Pengamat politik sekaligus Direktur Populi Center, Usep S Ahyar, menilai hal ini mengesankan Gerindra masih setengah hati menyerahkan kursi wagub DKI.
"Ini saya kira proses politik yang kait mengkait. Saya paham syarat fit and proper test yang diajukan Gerindra itu dimaknai PKS sebagai sikap setengah hati. Gerindra seperti masih mengincar kursi Wagub itu," kata dia saat dihubungi oleh reporter Alinea.id, Kamis (22/11).
Usep juga menganggap bahwa fit and proper test tersebut hanya formalitas saja. Menurutnya, apa yang tampak ke publik justru seperti perdebatan antar elit partai belaka.

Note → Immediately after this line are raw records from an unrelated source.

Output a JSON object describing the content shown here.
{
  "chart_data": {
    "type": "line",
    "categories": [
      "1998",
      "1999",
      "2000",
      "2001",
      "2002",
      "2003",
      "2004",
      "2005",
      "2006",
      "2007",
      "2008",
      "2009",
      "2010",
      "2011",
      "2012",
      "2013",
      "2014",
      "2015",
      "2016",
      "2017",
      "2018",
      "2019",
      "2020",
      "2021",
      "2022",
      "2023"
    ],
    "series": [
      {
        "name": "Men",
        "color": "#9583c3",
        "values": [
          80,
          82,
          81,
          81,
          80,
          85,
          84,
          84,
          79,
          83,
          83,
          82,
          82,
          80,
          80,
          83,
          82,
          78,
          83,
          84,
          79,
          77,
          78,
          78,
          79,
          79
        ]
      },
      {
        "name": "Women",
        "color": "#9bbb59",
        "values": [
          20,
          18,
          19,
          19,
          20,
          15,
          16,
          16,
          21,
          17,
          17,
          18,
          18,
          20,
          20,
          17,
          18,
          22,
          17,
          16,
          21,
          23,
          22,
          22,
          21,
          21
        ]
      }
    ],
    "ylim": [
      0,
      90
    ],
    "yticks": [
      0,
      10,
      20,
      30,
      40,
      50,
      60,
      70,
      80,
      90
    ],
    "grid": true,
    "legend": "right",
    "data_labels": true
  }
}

Oleh karena itu Usep menyarankan agar kedua partai membuka kandidat lain di luar kader, jika tetap ingin melakukan fit and proper test.
"Kalau memang mau ada fit and proper, ya yang sungguhan saja. Calon wagubnya dari luar partai. Cari yang benar-benar punya kapabilitas. Karena posisi Wakil Gubernur DKI Jakarta itu jabatan publik, jadi utamakanlah kepentingan publik," ujarnya.
Usep juga merasa tidak ada yang salah dengan masuknya peneliti LIPI, Siti Zuhro, sebagai penguji proses fit and proper test itu. Keberadaan Siti Zuhro dalam tim tersebut, dipersoalkan PKS. Namun bagi Usep, Siti memiliki kapasitas dalam bidang itu.
Hanya saja, Usep mengingatkan agar proses ini tidak boleh berlangsung terlalu lama. Karena akan merugikan rakyat dan akan menganggu koalisi partai Gerindra-PKS.
"Pertama, proses pemilihan wagub yang terlalu lama ini akan merugikan rakyat, karena ada kekosongan kepemimpinan publik. Kedua, polemik ini nantinya juga akan menggangu hubungan koalisi PKS-Gerindra di Pilpres 2019 mendatang," kata dia.